This is the script of this morning’s Pause for Thought with Zoe Ball on BBC Radio 2 (at the new earlier time of 07.15.
Do you know what it’s like to live on the edge?
Well, that question can be taken in more than one way – especially so early on a Monday morning.
I got back late last night from Switzerland. I went out last week to do some work in Germany, then grabbed a short break with my wife and friends in Basel. We also managed a couple of nights in their holiday house by a lake in Italy. In the course of a few days we were exposed to English, Italian, German and a bit of French in a market.
Crossing borders and operating in different languages is an everyday part of life on the European mainland, but, whenever I am there I realize how unusual it is for me. In one sense, this is living on the edge. Walk fifty metres and the language, architecture and mood changes. You constantly have to navigate strangeness and respect difference.

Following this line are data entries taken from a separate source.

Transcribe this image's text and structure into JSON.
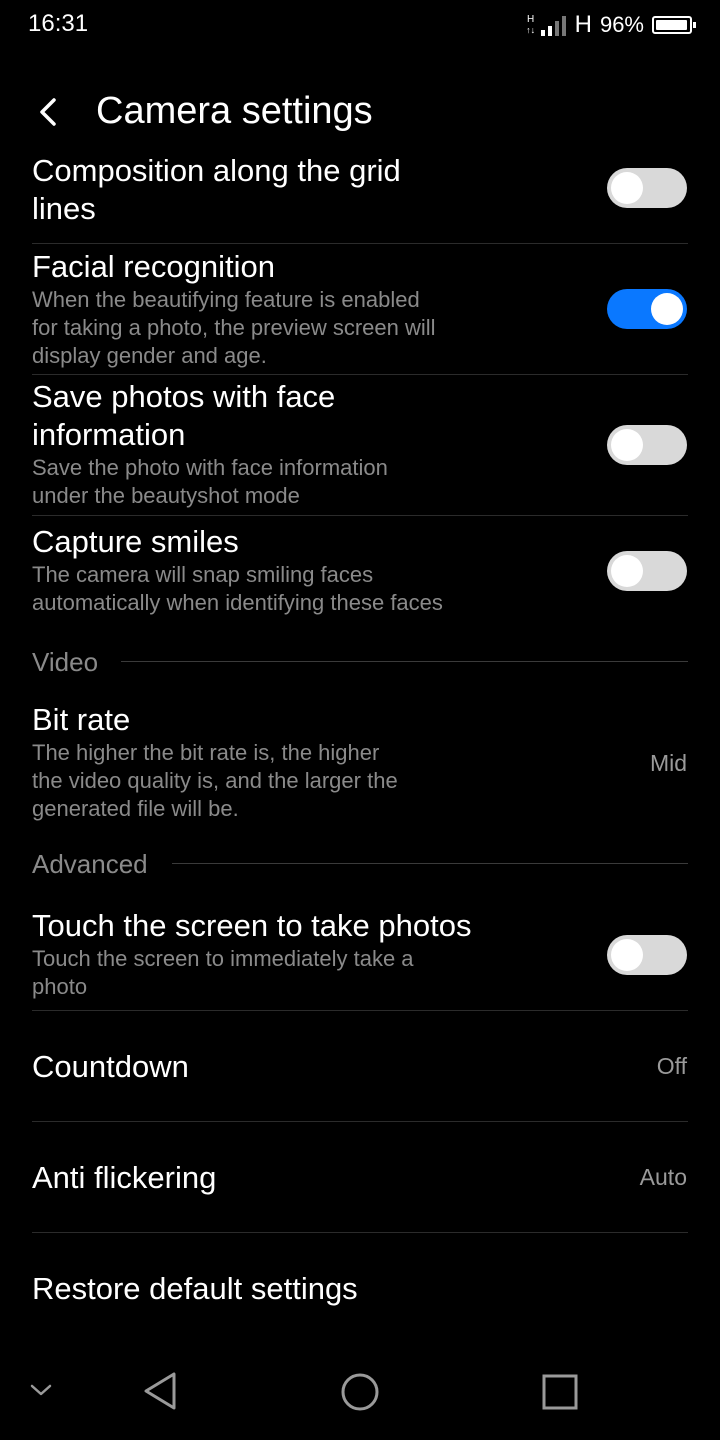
{
  "status_bar": {
    "time": "16:31",
    "network_mini": "H",
    "network_type": "H",
    "battery_percent": "96%",
    "battery_level": 0.96,
    "signal_bars_active": 2
  },
  "header": {
    "title": "Camera settings",
    "back_icon": "chevron-left-icon"
  },
  "items": {
    "grid_lines": {
      "title_line1": "Composition along the grid",
      "title_line2": "lines",
      "enabled": false
    },
    "facial_recognition": {
      "title": "Facial recognition",
      "sub_line1": "When the beautifying feature is enabled",
      "sub_line2": "for taking a photo, the preview screen will",
      "sub_line3": "display gender and age.",
      "enabled": true
    },
    "save_face": {
      "title_line1": "Save photos with face",
      "title_line2": "information",
      "sub_line1": "Save the photo with face information",
      "sub_line2": "under the beautyshot mode",
      "enabled": false
    },
    "capture_smiles": {
      "title": "Capture smiles",
      "sub_line1": "The camera will snap smiling faces",
      "sub_line2": "automatically when identifying these faces",
      "enabled": false
    }
  },
  "sections": {
    "video": "Video",
    "advanced": "Advanced"
  },
  "bit_rate": {
    "title": "Bit rate",
    "sub_line1": "The higher the bit rate is, the higher",
    "sub_line2": "the video quality is, and the larger the",
    "sub_line3": "generated file will be.",
    "value": "Mid"
  },
  "touch_photo": {
    "title": "Touch the screen to take photos",
    "sub_line1": "Touch the screen to immediately take a",
    "sub_line2": "photo",
    "enabled": false
  },
  "countdown": {
    "title": "Countdown",
    "value": "Off"
  },
  "anti_flicker": {
    "title": "Anti flickering",
    "value": "Auto"
  },
  "restore": {
    "title": "Restore default settings"
  },
  "nav": {
    "icons": [
      "chevron-down-icon",
      "back-triangle-icon",
      "home-circle-icon",
      "recents-square-icon"
    ]
  },
  "colors": {
    "accent": "#0a78ff",
    "background": "#000000",
    "toggle_off": "#d9d9d9",
    "secondary_text": "#8a8a8a"
  }
}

But, I guess that when most of us talk of “living on the edge”, we mean something else. It’s to live dangerously or with a bit of risk. It’s about the excitement of not quite being in control of events or people. It seems to me that even people who like an orderly or predictable routine also like the odd instance of edginess.
Yet, for many people today, living on the edge is not merely a bit of entertainment. Not knowing if you can put food on the table, pay the rent or heat the house for you and your children is not the sort of edginess anyone would welcome. So, what do we do?
I unashamedly follow a Jesus who constantly crossed borders to be where people actually stood. And he never seduced anyone to go with him – rather, he told them that if they walked with him – edgily – things might get rough and they might lose everything. But, he also made it clear that “loving my neighbor as myself” means living on the edge of my comfort in order actively to love those whose own edge is too sharp.
So, today that’s my challenge: living and loving on the edge of other people’s lives.